The global cache might have win if you ran module generation with verbose logging before https://pagure.io/modularity/fedmod/c/8e4fb14d40ec81863867e9fc7e0a97afb88e6c98?branch=master - where there are multiple calls to _get_dependency_details().

karsten commented 5 years ago

I can reproduce this with your package list, real and user times increases slightly, system time seems to be a little lower with lru_cache.

Your version is much faster with a huge number of packages.
The normal version takes 2'15'', the lru_cache version 1'15'' and your local cache takes a mere 17' seconds.
I'll prepare a new patch with your version, thanks a lot for that suggestion !

1 new commit added

use local cache (otailor)

5 years ago

2 new commits added

use local cache (otaylor)
Build an in-memory cache for whatprovides, issue #51

5 years ago

nphilipp commented 5 years ago

use local cache (otaylor)

@karsten, @otaylor, is Owen the author of the commit in question? If so, git lets you make commits on behalf of the actual author with say git commit --author='Owen W. Taylor <otaylor@fishsoup.net>' instead of putting the attribution into the log comment.

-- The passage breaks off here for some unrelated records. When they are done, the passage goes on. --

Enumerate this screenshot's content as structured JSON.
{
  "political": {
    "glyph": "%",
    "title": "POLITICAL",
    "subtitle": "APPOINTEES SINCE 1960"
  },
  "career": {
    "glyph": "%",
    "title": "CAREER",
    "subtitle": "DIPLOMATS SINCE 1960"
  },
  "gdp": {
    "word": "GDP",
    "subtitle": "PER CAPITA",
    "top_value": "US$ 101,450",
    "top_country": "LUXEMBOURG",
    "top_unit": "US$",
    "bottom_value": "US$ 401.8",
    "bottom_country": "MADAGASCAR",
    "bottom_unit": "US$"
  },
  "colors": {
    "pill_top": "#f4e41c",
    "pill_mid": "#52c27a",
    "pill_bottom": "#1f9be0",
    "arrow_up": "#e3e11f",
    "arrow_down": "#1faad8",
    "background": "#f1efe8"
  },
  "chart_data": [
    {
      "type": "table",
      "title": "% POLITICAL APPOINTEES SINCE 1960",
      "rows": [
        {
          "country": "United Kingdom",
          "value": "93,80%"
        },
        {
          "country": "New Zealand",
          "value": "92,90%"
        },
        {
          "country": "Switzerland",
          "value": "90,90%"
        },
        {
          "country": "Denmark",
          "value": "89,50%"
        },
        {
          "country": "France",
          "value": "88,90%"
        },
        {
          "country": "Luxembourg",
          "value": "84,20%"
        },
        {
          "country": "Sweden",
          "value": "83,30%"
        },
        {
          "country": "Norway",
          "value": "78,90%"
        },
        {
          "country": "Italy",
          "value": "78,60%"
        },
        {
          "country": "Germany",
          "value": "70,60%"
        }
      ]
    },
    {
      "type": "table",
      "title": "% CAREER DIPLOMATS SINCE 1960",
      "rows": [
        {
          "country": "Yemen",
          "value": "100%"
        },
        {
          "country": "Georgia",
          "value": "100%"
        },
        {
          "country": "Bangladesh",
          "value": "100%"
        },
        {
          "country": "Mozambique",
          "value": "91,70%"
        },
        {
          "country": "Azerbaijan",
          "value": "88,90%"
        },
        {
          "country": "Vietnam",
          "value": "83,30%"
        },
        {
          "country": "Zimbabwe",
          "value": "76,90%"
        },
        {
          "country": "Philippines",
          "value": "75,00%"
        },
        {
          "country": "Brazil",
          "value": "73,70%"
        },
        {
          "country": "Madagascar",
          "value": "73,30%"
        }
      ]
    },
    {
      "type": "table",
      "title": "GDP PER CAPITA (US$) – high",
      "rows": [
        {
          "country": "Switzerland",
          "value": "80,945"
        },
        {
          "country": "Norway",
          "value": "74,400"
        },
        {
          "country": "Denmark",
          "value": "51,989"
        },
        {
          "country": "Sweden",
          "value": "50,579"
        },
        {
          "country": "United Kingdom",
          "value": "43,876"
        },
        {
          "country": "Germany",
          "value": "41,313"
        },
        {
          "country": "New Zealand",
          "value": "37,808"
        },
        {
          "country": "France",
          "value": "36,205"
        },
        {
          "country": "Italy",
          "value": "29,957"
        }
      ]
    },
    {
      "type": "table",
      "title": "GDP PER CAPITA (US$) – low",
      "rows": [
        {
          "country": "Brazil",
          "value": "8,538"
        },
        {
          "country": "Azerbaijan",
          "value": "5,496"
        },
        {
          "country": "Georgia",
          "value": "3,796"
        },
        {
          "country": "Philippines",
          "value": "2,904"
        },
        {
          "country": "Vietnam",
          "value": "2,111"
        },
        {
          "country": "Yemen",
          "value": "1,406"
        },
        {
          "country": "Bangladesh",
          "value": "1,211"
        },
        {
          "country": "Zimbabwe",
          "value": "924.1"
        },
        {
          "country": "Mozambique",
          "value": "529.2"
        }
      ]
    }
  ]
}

Besides, it looks as if Owen's change largely undoes your implementation, so do you want me to squash the two commits into one?

karsten commented 5 years ago

Owen is the Author, he didn't create a PR but provided the code in a comment right here.
Pls squash, we don't need that other commit

otaylor commented on line 36 of src/_fedmod/_depchase.py 5 years ago

This should be outside the indented block.

otaylor commented 5 years ago

I'm not fussed about the attribution of a couple of lines of code, but if it would be easier, I can certainly stick a branch somewhere with a commit on it.

otaylor commented 5 years ago

https://pagure.io/fork/otaylor/modularity/fedmod/branch/provider-cache

nphilipp commented 5 years ago

Thanks! This is solved in commit 4d8917a in the master branch.